Desde hace varios años la situación de inseguridad en la zona ha hecho que este lugar haya permanecido perdido e inaccesible, y como es sabido, todos los lugares perdidos alimentan historias ocultas y excitan la imaginación, sobre todo de las mentes más volátiles, algo así como la mía (si es que soy carne de cañón).

Y saber durante todos estos años que, tras aquellas dunas lejanas que veía desde mi habitación, se encontraba ese jardín escondido, era toda una provocación que no podía desatender durante mucho más tiempo. De hecho todavía no sé cómo aguanté tanto tiempo…

Así que un día quise dejar de soñar y empezar a hacer realidad aquel sueño, escogí un grupo de tuareg entre los amigos de allí, lo mejor de cada casa, llenamos los coches de armas, combustible, agua y un par de corderos maduritos, y nos internamos entre las dunas. No necesitábamos más.

Mientras recorríamos el mar de dunas de Ubari, pensaba en aquellos primeros habitantes de la zona, los Garamantes. Aquella civilización, capaz de frenar el avance romano por el desierto, recorría estas mismas dunas en cuadrigas impulsadas por caballos. Su capital estaba en Germa, muy muy cerca de donde llegamos aquel día. Allí todavía quedan las ruinas de su poderoso imperio, aunque llegar hasta allí sí que es meterse en un buen lío. Pero no seré yo el que diga que no a esta aventura.

Por el camino iban apareciendo lugares increíbles, solo conocidos por los tuareg, todos descartados por los mapas, sin derecho a nombre, y que yo intentaba almacenar en mi memoria a golpe de selfie. Dunas de diferentes colores y tamaños, reducidos grupos de palmeras o una pequeña acacia, sin apenas leña para un calentón, que yacía solitaria a merced de aquel mar de dunas. Todo me emocionaba, que así soy yo de tierno con mi nuevo corazón, pero hubo un lugar donde soy consciente de que se me escapó el alma y allí debe estar todavía, atrapada en aquel silencio mortal, a los pies de una duna y un par de palmeras…

Y así, subiendo dunas, bajando cortados o sacando coches atrapados en la arena nos dio la hora de comer. Tras la oración del salat al asr, y en un medio de un paisaje increíble, hicimos un fuego, y compartiendo plato y cuchara, devoramos pasta, cordero y kueskos ajenos. Así, de la mejor manera que conozco para disfrutar al máximo de las cosas sencillas, como aprendí en el ejército: en camaradería.  Qué pena de vino.

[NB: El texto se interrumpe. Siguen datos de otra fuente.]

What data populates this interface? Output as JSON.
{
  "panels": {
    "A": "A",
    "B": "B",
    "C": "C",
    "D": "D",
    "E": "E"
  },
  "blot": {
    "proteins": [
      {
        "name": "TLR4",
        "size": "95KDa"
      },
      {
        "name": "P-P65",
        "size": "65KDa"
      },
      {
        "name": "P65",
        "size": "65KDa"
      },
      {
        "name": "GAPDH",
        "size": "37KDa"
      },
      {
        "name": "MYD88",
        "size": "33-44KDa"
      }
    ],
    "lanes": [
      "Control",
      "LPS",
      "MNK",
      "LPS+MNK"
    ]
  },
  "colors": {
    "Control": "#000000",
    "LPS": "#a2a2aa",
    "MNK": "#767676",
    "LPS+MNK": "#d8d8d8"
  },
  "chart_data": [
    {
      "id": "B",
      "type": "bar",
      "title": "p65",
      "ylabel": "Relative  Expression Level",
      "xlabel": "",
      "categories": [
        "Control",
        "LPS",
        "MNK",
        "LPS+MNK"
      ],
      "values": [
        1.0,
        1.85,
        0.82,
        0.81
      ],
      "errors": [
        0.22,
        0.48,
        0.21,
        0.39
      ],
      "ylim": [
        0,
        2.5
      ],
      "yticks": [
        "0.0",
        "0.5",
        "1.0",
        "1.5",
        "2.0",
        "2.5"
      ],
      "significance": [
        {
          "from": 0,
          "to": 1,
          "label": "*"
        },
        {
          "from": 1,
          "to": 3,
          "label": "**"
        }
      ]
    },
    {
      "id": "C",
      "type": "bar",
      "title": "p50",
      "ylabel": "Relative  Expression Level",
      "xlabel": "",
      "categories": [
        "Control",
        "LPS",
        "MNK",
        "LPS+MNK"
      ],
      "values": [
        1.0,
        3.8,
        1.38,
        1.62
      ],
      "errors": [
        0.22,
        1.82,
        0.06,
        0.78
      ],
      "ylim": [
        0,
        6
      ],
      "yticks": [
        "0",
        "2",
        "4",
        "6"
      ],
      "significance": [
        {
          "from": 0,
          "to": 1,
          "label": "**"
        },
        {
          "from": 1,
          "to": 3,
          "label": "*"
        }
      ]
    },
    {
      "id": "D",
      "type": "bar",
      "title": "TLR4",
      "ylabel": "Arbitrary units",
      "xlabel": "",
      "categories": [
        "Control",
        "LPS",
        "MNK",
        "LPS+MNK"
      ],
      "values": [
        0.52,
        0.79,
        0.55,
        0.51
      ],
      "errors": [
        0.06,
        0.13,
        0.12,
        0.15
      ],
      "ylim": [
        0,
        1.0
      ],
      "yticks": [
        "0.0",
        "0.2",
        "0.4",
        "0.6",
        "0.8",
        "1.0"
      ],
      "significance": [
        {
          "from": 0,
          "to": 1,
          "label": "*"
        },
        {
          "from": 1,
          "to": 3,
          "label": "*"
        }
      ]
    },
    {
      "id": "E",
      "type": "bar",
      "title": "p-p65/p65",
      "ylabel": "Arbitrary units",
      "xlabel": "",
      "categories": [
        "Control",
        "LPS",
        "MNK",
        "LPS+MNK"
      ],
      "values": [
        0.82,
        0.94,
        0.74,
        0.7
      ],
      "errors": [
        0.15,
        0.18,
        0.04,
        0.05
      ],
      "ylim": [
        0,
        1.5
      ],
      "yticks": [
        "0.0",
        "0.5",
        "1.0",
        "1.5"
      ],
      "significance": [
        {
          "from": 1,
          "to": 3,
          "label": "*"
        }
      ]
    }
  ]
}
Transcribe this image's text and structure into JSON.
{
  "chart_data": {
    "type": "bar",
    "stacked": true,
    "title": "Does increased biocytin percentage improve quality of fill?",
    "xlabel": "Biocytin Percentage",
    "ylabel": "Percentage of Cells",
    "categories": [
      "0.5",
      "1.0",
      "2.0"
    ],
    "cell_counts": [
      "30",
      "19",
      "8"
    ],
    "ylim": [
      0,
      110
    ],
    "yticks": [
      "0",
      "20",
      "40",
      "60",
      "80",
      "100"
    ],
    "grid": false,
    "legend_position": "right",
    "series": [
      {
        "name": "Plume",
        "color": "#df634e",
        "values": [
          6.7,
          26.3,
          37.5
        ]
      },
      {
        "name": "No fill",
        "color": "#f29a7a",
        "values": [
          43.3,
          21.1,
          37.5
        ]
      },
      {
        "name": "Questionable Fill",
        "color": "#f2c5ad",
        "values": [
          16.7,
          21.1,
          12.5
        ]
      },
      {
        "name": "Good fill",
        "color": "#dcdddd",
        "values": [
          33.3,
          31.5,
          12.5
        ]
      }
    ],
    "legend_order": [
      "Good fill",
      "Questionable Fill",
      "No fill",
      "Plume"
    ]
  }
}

Tras la comida retomamos la búsqueda. Siempre he pensado que no es necesario llegar a ningún lugar, que muchas veces lo mejor se encuentra simplemente en el camino, pero esta vez estaba resuelto a impedir que ese jardín secreto continuara siendo uno de los mitos que atormentan mis sueños. Finalmente, escondido entre dos enormes dunas, apareció un pequeño lago, y varias palmeras, y mucha vegetación y, otra vez, el silencio total. Era uno de los 20 lagos de Ubari (Libia), el Oum Al Maa o Umm Al Maa, la madre del agua, el jardín secreto o la auténtica fuente de la libertad. El que se bañe en ella, quedará condenado a vagar errante de por vida. Al menos a mí me va a costar mucho volver a centrarme en una oficina.